Maria shaded her eyes to see. The sky was a flat gray; the snow-covered valley stretched colorless beneath it. A rider was coming up the road from the north. She turned to her mare. There was no reason to offer Eleanor another marriage if she would not accept it. Stabbing her foot into the stirrup, she pulled herself up behind Ceci on the saddle.
Eleven
The rider came from William, down in the Tower of Birnia. Maria could make no sense of what little she overheard of his messages, but before the servants had led away his steaming horse, Richard and Roger had gotten all but five of their men into their saddles and off to the north.
In the black night before dawn, Maria woke and heard the dogs barking in the village. She leaned out her window. Richard and his men were galloping up the road. He shouted to the porter; his voice was harsh with excitement, and Maria went to the cupboard to get out her cloak.
“Mama?”
“Sssh—Eleanor is here.” She made sure that Eleanor was in her truckle bed and ran down the stairs.

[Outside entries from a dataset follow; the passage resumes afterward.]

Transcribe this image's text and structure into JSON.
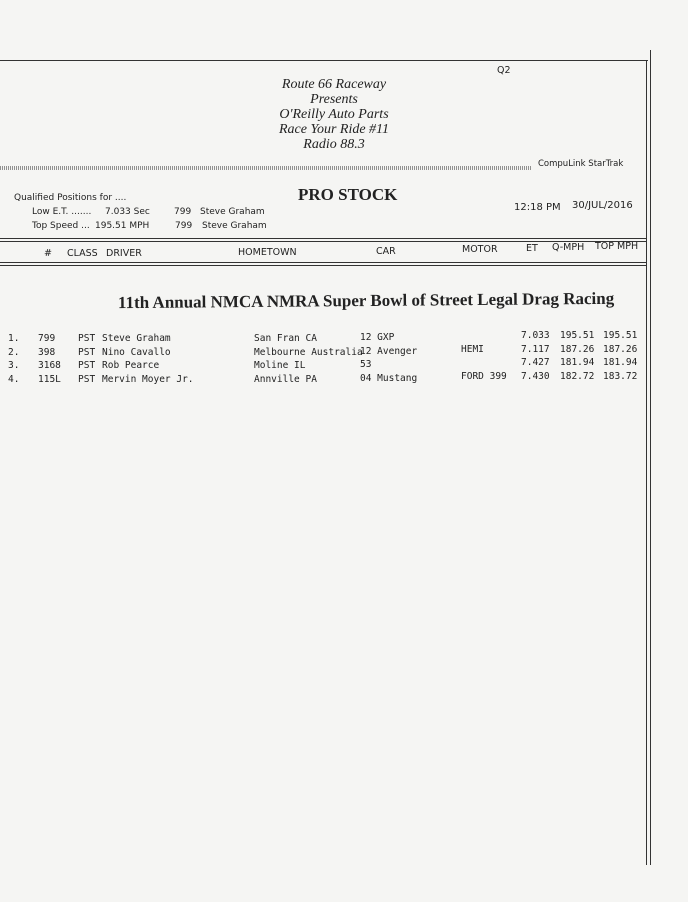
{
  "header": {
    "corner": "Q2",
    "lines": [
      "Route 66 Raceway",
      "Presents",
      "O'Reilly Auto Parts",
      "Race Your Ride #11",
      "Radio 88.3"
    ],
    "brand": "CompuLink  StarTrak"
  },
  "summary": {
    "title": "Qualified Positions for ....",
    "class_title": "PRO STOCK",
    "low_et_label": "Low E.T. .......",
    "low_et_value": "7.033  Sec",
    "low_et_car": "799",
    "low_et_driver": "Steve Graham",
    "top_speed_label": "Top Speed ...",
    "top_speed_value": "195.51  MPH",
    "top_speed_car": "799",
    "top_speed_driver": "Steve Graham",
    "time": "12:18 PM",
    "date": "30/JUL/2016"
  },
  "columns": [
    "#",
    "CLASS",
    "DRIVER",
    "HOMETOWN",
    "CAR",
    "MOTOR",
    "ET",
    "Q-MPH",
    "TOP MPH"
  ],
  "event_title": "11th Annual NMCA NMRA Super Bowl of Street Legal Drag Racing",
  "rows": [
    {
      "pos": "1.",
      "num": "799",
      "cls": "PST",
      "driver": "Steve Graham",
      "hometown": "San Fran CA",
      "car": "12 GXP",
      "motor": "",
      "et": "7.033",
      "qmph": "195.51",
      "top": "195.51"
    },
    {
      "pos": "2.",
      "num": "398",
      "cls": "PST",
      "driver": "Nino Cavallo",
      "hometown": "Melbourne Australia",
      "car": "12 Avenger",
      "motor": "HEMI",
      "et": "7.117",
      "qmph": "187.26",
      "top": "187.26"
    },
    {
      "pos": "3.",
      "num": "3168",
      "cls": "PST",
      "driver": "Rob Pearce",
      "hometown": "Moline IL",
      "car": "53",
      "motor": "",
      "et": "7.427",
      "qmph": "181.94",
      "top": "181.94"
    },
    {
      "pos": "4.",
      "num": "115L",
      "cls": "PST",
      "driver": "Mervin Moyer Jr.",
      "hometown": "Annville PA",
      "car": "04 Mustang",
      "motor": "FORD  399",
      "et": "7.430",
      "qmph": "182.72",
      "top": "183.72"
    }
  ]
}
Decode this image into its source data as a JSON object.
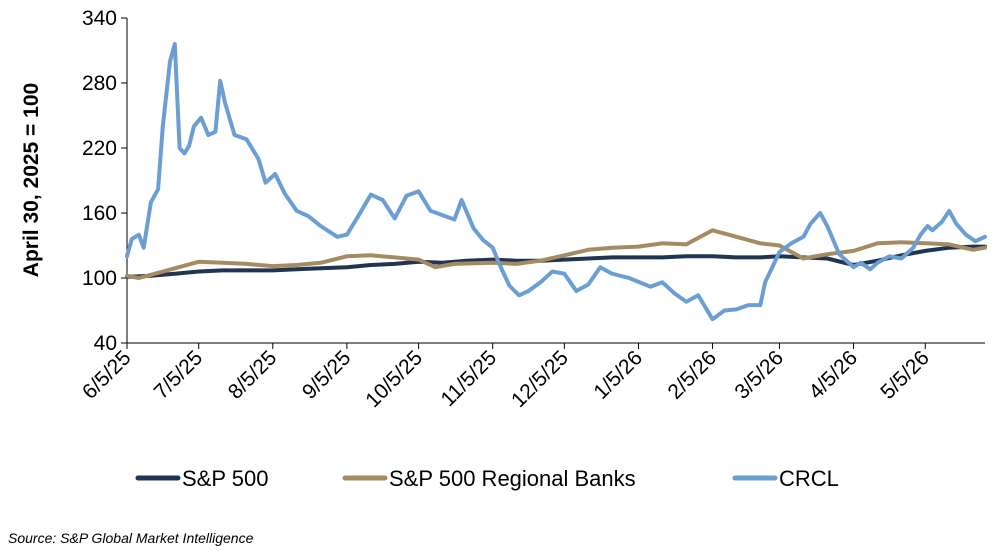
{
  "chart_data": {
    "type": "line",
    "title": "",
    "xlabel": "",
    "ylabel": "April 30, 2025 = 100",
    "ylim": [
      40,
      340
    ],
    "yticks": [
      40,
      100,
      160,
      220,
      280,
      340
    ],
    "xlim": [
      "2025-06-05",
      "2026-05-30"
    ],
    "xticks": [
      {
        "date": "2025-06-05",
        "label": "6/5/25"
      },
      {
        "date": "2025-07-05",
        "label": "7/5/25"
      },
      {
        "date": "2025-08-05",
        "label": "8/5/25"
      },
      {
        "date": "2025-09-05",
        "label": "9/5/25"
      },
      {
        "date": "2025-10-05",
        "label": "10/5/25"
      },
      {
        "date": "2025-11-05",
        "label": "11/5/25"
      },
      {
        "date": "2025-12-05",
        "label": "12/5/25"
      },
      {
        "date": "2026-01-05",
        "label": "1/5/26"
      },
      {
        "date": "2026-02-05",
        "label": "2/5/26"
      },
      {
        "date": "2026-03-05",
        "label": "3/5/26"
      },
      {
        "date": "2026-04-05",
        "label": "4/5/26"
      },
      {
        "date": "2026-05-05",
        "label": "5/5/26"
      }
    ],
    "legend_position": "bottom",
    "grid": false,
    "series": [
      {
        "name": "S&P 500",
        "color": "#1f3552",
        "points": [
          [
            "2025-06-05",
            101
          ],
          [
            "2025-06-15",
            102
          ],
          [
            "2025-06-25",
            104
          ],
          [
            "2025-07-05",
            106
          ],
          [
            "2025-07-15",
            107
          ],
          [
            "2025-07-25",
            107
          ],
          [
            "2025-08-05",
            107
          ],
          [
            "2025-08-15",
            108
          ],
          [
            "2025-08-25",
            109
          ],
          [
            "2025-09-05",
            110
          ],
          [
            "2025-09-15",
            112
          ],
          [
            "2025-09-25",
            113
          ],
          [
            "2025-10-05",
            115
          ],
          [
            "2025-10-15",
            114
          ],
          [
            "2025-10-25",
            116
          ],
          [
            "2025-11-05",
            117
          ],
          [
            "2025-11-15",
            116
          ],
          [
            "2025-11-25",
            116
          ],
          [
            "2025-12-05",
            117
          ],
          [
            "2025-12-15",
            118
          ],
          [
            "2025-12-25",
            119
          ],
          [
            "2026-01-05",
            119
          ],
          [
            "2026-01-15",
            119
          ],
          [
            "2026-01-25",
            120
          ],
          [
            "2026-02-05",
            120
          ],
          [
            "2026-02-15",
            119
          ],
          [
            "2026-02-25",
            119
          ],
          [
            "2026-03-05",
            120
          ],
          [
            "2026-03-15",
            119
          ],
          [
            "2026-03-25",
            118
          ],
          [
            "2026-04-05",
            112
          ],
          [
            "2026-04-15",
            116
          ],
          [
            "2026-04-25",
            121
          ],
          [
            "2026-05-05",
            125
          ],
          [
            "2026-05-15",
            128
          ],
          [
            "2026-05-25",
            129
          ],
          [
            "2026-05-30",
            129
          ]
        ]
      },
      {
        "name": "S&P 500 Regional Banks",
        "color": "#a58b62",
        "points": [
          [
            "2025-06-05",
            102
          ],
          [
            "2025-06-10",
            100
          ],
          [
            "2025-06-15",
            103
          ],
          [
            "2025-06-25",
            109
          ],
          [
            "2025-07-05",
            115
          ],
          [
            "2025-07-15",
            114
          ],
          [
            "2025-07-25",
            113
          ],
          [
            "2025-08-05",
            111
          ],
          [
            "2025-08-15",
            112
          ],
          [
            "2025-08-25",
            114
          ],
          [
            "2025-09-05",
            120
          ],
          [
            "2025-09-15",
            121
          ],
          [
            "2025-09-25",
            119
          ],
          [
            "2025-10-05",
            117
          ],
          [
            "2025-10-12",
            110
          ],
          [
            "2025-10-20",
            113
          ],
          [
            "2025-11-05",
            114
          ],
          [
            "2025-11-15",
            113
          ],
          [
            "2025-11-25",
            116
          ],
          [
            "2025-12-05",
            121
          ],
          [
            "2025-12-15",
            126
          ],
          [
            "2025-12-25",
            128
          ],
          [
            "2026-01-05",
            129
          ],
          [
            "2026-01-15",
            132
          ],
          [
            "2026-01-25",
            131
          ],
          [
            "2026-02-05",
            144
          ],
          [
            "2026-02-15",
            138
          ],
          [
            "2026-02-25",
            132
          ],
          [
            "2026-03-05",
            130
          ],
          [
            "2026-03-15",
            118
          ],
          [
            "2026-03-25",
            122
          ],
          [
            "2026-04-05",
            125
          ],
          [
            "2026-04-15",
            132
          ],
          [
            "2026-04-25",
            133
          ],
          [
            "2026-05-05",
            132
          ],
          [
            "2026-05-15",
            131
          ],
          [
            "2026-05-25",
            126
          ],
          [
            "2026-05-30",
            128
          ]
        ]
      },
      {
        "name": "CRCL",
        "color": "#6b9ed3",
        "points": [
          [
            "2025-06-05",
            120
          ],
          [
            "2025-06-07",
            136
          ],
          [
            "2025-06-10",
            140
          ],
          [
            "2025-06-12",
            128
          ],
          [
            "2025-06-15",
            170
          ],
          [
            "2025-06-18",
            182
          ],
          [
            "2025-06-20",
            240
          ],
          [
            "2025-06-23",
            300
          ],
          [
            "2025-06-25",
            316
          ],
          [
            "2025-06-27",
            220
          ],
          [
            "2025-06-29",
            215
          ],
          [
            "2025-07-01",
            222
          ],
          [
            "2025-07-03",
            240
          ],
          [
            "2025-07-06",
            248
          ],
          [
            "2025-07-09",
            232
          ],
          [
            "2025-07-12",
            235
          ],
          [
            "2025-07-14",
            282
          ],
          [
            "2025-07-16",
            262
          ],
          [
            "2025-07-20",
            232
          ],
          [
            "2025-07-25",
            228
          ],
          [
            "2025-07-30",
            210
          ],
          [
            "2025-08-02",
            188
          ],
          [
            "2025-08-06",
            196
          ],
          [
            "2025-08-10",
            178
          ],
          [
            "2025-08-15",
            162
          ],
          [
            "2025-08-20",
            157
          ],
          [
            "2025-08-25",
            148
          ],
          [
            "2025-09-01",
            138
          ],
          [
            "2025-09-05",
            140
          ],
          [
            "2025-09-10",
            158
          ],
          [
            "2025-09-15",
            177
          ],
          [
            "2025-09-20",
            172
          ],
          [
            "2025-09-25",
            155
          ],
          [
            "2025-09-30",
            176
          ],
          [
            "2025-10-05",
            180
          ],
          [
            "2025-10-10",
            162
          ],
          [
            "2025-10-15",
            158
          ],
          [
            "2025-10-20",
            154
          ],
          [
            "2025-10-23",
            172
          ],
          [
            "2025-10-28",
            146
          ],
          [
            "2025-11-01",
            135
          ],
          [
            "2025-11-05",
            128
          ],
          [
            "2025-11-08",
            112
          ],
          [
            "2025-11-12",
            93
          ],
          [
            "2025-11-16",
            84
          ],
          [
            "2025-11-20",
            88
          ],
          [
            "2025-11-25",
            96
          ],
          [
            "2025-11-30",
            106
          ],
          [
            "2025-12-05",
            104
          ],
          [
            "2025-12-10",
            88
          ],
          [
            "2025-12-15",
            94
          ],
          [
            "2025-12-20",
            110
          ],
          [
            "2025-12-25",
            104
          ],
          [
            "2026-01-01",
            100
          ],
          [
            "2026-01-10",
            92
          ],
          [
            "2026-01-15",
            96
          ],
          [
            "2026-01-20",
            86
          ],
          [
            "2026-01-25",
            78
          ],
          [
            "2026-01-30",
            84
          ],
          [
            "2026-02-05",
            62
          ],
          [
            "2026-02-10",
            70
          ],
          [
            "2026-02-15",
            71
          ],
          [
            "2026-02-20",
            75
          ],
          [
            "2026-02-25",
            75
          ],
          [
            "2026-02-27",
            96
          ],
          [
            "2026-03-02",
            110
          ],
          [
            "2026-03-05",
            124
          ],
          [
            "2026-03-10",
            132
          ],
          [
            "2026-03-15",
            138
          ],
          [
            "2026-03-18",
            150
          ],
          [
            "2026-03-22",
            160
          ],
          [
            "2026-03-25",
            148
          ],
          [
            "2026-03-30",
            122
          ],
          [
            "2026-04-05",
            110
          ],
          [
            "2026-04-08",
            114
          ],
          [
            "2026-04-12",
            108
          ],
          [
            "2026-04-15",
            114
          ],
          [
            "2026-04-20",
            120
          ],
          [
            "2026-04-25",
            118
          ],
          [
            "2026-04-30",
            128
          ],
          [
            "2026-05-03",
            140
          ],
          [
            "2026-05-06",
            148
          ],
          [
            "2026-05-08",
            144
          ],
          [
            "2026-05-12",
            152
          ],
          [
            "2026-05-15",
            162
          ],
          [
            "2026-05-18",
            150
          ],
          [
            "2026-05-22",
            140
          ],
          [
            "2026-05-26",
            134
          ],
          [
            "2026-05-30",
            138
          ]
        ]
      }
    ]
  },
  "source_text": "Source: S&P Global Market Intelligence"
}
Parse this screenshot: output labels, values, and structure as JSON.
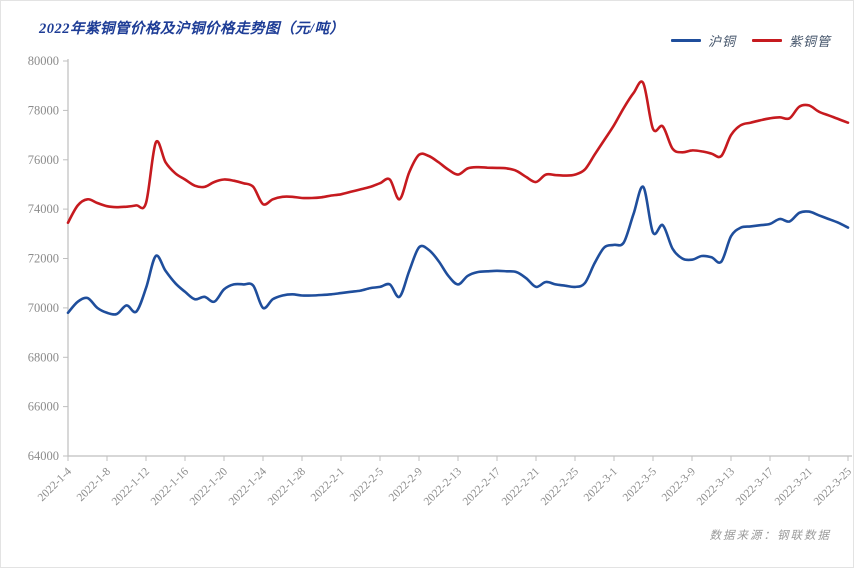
{
  "title": "2022年紫铜管价格及沪铜价格走势图（元/吨）",
  "source_note": "数据来源：钢联数据",
  "legend": [
    {
      "label": "沪铜",
      "color": "#1f4e9c"
    },
    {
      "label": "紫铜管",
      "color": "#c61a1f"
    }
  ],
  "colors": {
    "title": "#1e3d96",
    "axis": "#bfbfbf",
    "tick_label": "#8c8c8c",
    "series_blue": "#1f4e9c",
    "series_red": "#c61a1f",
    "background": "#ffffff"
  },
  "chart_data": {
    "type": "line",
    "title": "2022年紫铜管价格及沪铜价格走势图（元/吨）",
    "xlabel": "",
    "ylabel": "",
    "ylim": [
      64000,
      80000
    ],
    "y_tick_step": 2000,
    "x_tick_every": 4,
    "grid": false,
    "legend_position": "top-right",
    "x": [
      "2022-1-4",
      "2022-1-5",
      "2022-1-6",
      "2022-1-7",
      "2022-1-8",
      "2022-1-9",
      "2022-1-10",
      "2022-1-11",
      "2022-1-12",
      "2022-1-13",
      "2022-1-14",
      "2022-1-15",
      "2022-1-16",
      "2022-1-17",
      "2022-1-18",
      "2022-1-19",
      "2022-1-20",
      "2022-1-21",
      "2022-1-22",
      "2022-1-23",
      "2022-1-24",
      "2022-1-25",
      "2022-1-26",
      "2022-1-27",
      "2022-1-28",
      "2022-1-29",
      "2022-1-30",
      "2022-1-31",
      "2022-2-1",
      "2022-2-2",
      "2022-2-3",
      "2022-2-4",
      "2022-2-5",
      "2022-2-6",
      "2022-2-7",
      "2022-2-8",
      "2022-2-9",
      "2022-2-10",
      "2022-2-11",
      "2022-2-12",
      "2022-2-13",
      "2022-2-14",
      "2022-2-15",
      "2022-2-16",
      "2022-2-17",
      "2022-2-18",
      "2022-2-19",
      "2022-2-20",
      "2022-2-21",
      "2022-2-22",
      "2022-2-23",
      "2022-2-24",
      "2022-2-25",
      "2022-2-26",
      "2022-2-27",
      "2022-2-28",
      "2022-3-1",
      "2022-3-2",
      "2022-3-3",
      "2022-3-4",
      "2022-3-5",
      "2022-3-6",
      "2022-3-7",
      "2022-3-8",
      "2022-3-9",
      "2022-3-10",
      "2022-3-11",
      "2022-3-12",
      "2022-3-13",
      "2022-3-14",
      "2022-3-15",
      "2022-3-16",
      "2022-3-17",
      "2022-3-18",
      "2022-3-19",
      "2022-3-20",
      "2022-3-21",
      "2022-3-22",
      "2022-3-23",
      "2022-3-24",
      "2022-3-25"
    ],
    "series": [
      {
        "name": "沪铜",
        "color": "#1f4e9c",
        "values": [
          69800,
          70250,
          70400,
          70000,
          69800,
          69750,
          70100,
          69850,
          70800,
          72100,
          71500,
          71000,
          70650,
          70350,
          70450,
          70250,
          70750,
          70950,
          70950,
          70900,
          70000,
          70350,
          70500,
          70550,
          70500,
          70500,
          70520,
          70550,
          70600,
          70650,
          70700,
          70800,
          70850,
          70950,
          70450,
          71500,
          72450,
          72350,
          71900,
          71300,
          70950,
          71300,
          71450,
          71480,
          71500,
          71480,
          71450,
          71200,
          70850,
          71050,
          70950,
          70900,
          70850,
          71000,
          71800,
          72450,
          72550,
          72650,
          73800,
          74900,
          73050,
          73350,
          72400,
          72000,
          71950,
          72100,
          72050,
          71870,
          72900,
          73250,
          73300,
          73350,
          73400,
          73600,
          73500,
          73850,
          73900,
          73750,
          73600,
          73450,
          73250
        ]
      },
      {
        "name": "紫铜管",
        "color": "#c61a1f",
        "values": [
          73450,
          74150,
          74400,
          74250,
          74120,
          74080,
          74100,
          74150,
          74250,
          76700,
          75900,
          75450,
          75200,
          74950,
          74900,
          75100,
          75200,
          75150,
          75050,
          74900,
          74200,
          74400,
          74500,
          74500,
          74450,
          74450,
          74480,
          74550,
          74600,
          74700,
          74800,
          74900,
          75050,
          75200,
          74400,
          75500,
          76200,
          76150,
          75900,
          75600,
          75400,
          75650,
          75700,
          75680,
          75670,
          75650,
          75550,
          75300,
          75100,
          75400,
          75380,
          75360,
          75400,
          75600,
          76200,
          76800,
          77400,
          78100,
          78700,
          79100,
          77250,
          77350,
          76450,
          76300,
          76380,
          76340,
          76250,
          76150,
          77000,
          77400,
          77500,
          77600,
          77680,
          77720,
          77680,
          78150,
          78200,
          77950,
          77800,
          77650,
          77500
        ]
      }
    ]
  }
}
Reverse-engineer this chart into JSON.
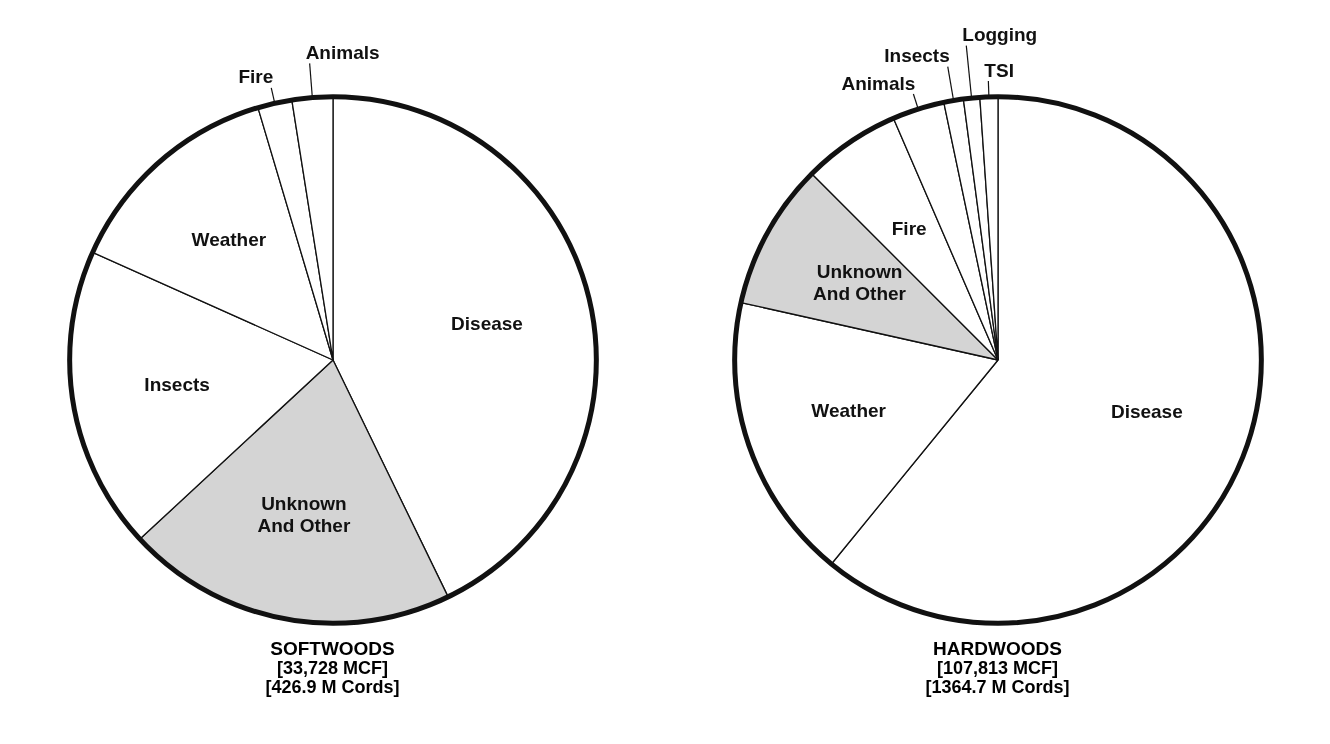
{
  "chart_data": [
    {
      "type": "pie",
      "title": "SOFTWOODS",
      "subtitle": "[33,728 MCF]",
      "annotations": [
        "[426.9 M Cords]"
      ],
      "categories": [
        "Disease",
        "Unknown And Other",
        "Insects",
        "Weather",
        "Fire",
        "Animals"
      ],
      "values": [
        42.8,
        20.3,
        18.6,
        13.7,
        2.1,
        2.5
      ],
      "colors": [
        "#ffffff",
        "#d4d4d4",
        "#ffffff",
        "#ffffff",
        "#ffffff",
        "#ffffff"
      ],
      "legend": false
    },
    {
      "type": "pie",
      "title": "HARDWOODS",
      "subtitle": "[107,813 MCF]",
      "annotations": [
        "[1364.7 M Cords]"
      ],
      "categories": [
        "Disease",
        "Weather",
        "Unknown And Other",
        "Fire",
        "Animals",
        "Insects",
        "Logging",
        "TSI"
      ],
      "values": [
        60.9,
        17.6,
        9.0,
        6.0,
        3.2,
        1.2,
        1.0,
        1.1
      ],
      "colors": [
        "#ffffff",
        "#ffffff",
        "#d4d4d4",
        "#ffffff",
        "#ffffff",
        "#ffffff",
        "#ffffff",
        "#ffffff"
      ],
      "legend": false
    }
  ]
}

The racket of the knights streaming into the ward had brought out their servants and some of the castle women, looking for their lovers. Maria, the unfastened throat-latch of her cloak clutched in one hand, stood in the doorway. Roger made his horse rear and prance
in the middle of the ward to charm the women. Maria went out into the open.
Suddenly Richard loomed up before her on his bay horse. “Here,” he said, throwing back his cloak. “Take this.”
Maria reached her arms up, and Richard, with a father’s practiced grip, lowered a little boy into her arms. Maria braced herself against his weight. Rigidly the child resisted her embrace and turned his head away.
“Who is he?” she called.
“Take him upstairs.” Richard rode off. The child was sliding down out of her arms. Maria hitched him up again and carried him back up to her room.
On the stairs she could hear Robert’s screams of rage and pain. Eleanor, her face smudged with sleep, was walking him up and down the room. Maria shut the door with her heel. The false dawn was blooming. The room was gloomy with its treacherous light. She took the strange child over to the bed.
Ceci sat up, her thumb in her mouth. “Mama.”
Maria kissed her. “Eleanor, so long as we are all up, will you send down for our breakfast? And bring me some of the cider.”
Robert was howling. His belly was fat with colic. Eleanor took him away with her to get the breakfast. Maria poured water into a basin, found a cloth, and washed off the strange child’s face.
“What’s your name?” Maria said.
The boy said nothing. He was stocky and robust, dark as a winter apple; his face was old with suspicion. Beyond him, on the pillow, Ceci looked frail by contrast. Heralded by Robert’s shrieks, Eleanor came in the door with a steaming wooden cup.
“It’s hot,” Eleanor said.
Maria took the cider and blew on it to cool it. The strange boy was watching her, scowling, with a face like an enemy. She said, “God’s eyes, don’t look at me as if I’m going to eat you.” She drank off some of the cider and filled the cup again with water from the pitcher. “Drink this, like a good boy.”
He took the cup in both hands and gulped down the cider. Maria tried to take it way from him, saying, “Slower, you’ll be sick,” and was surprised when he fought. She tore the cup out of his grasp and set it down, and went across the room to find him something to wear: the clothes he had on were filthy. When she went back to the bed, he had gotten hold of the cup again and was draining the cider.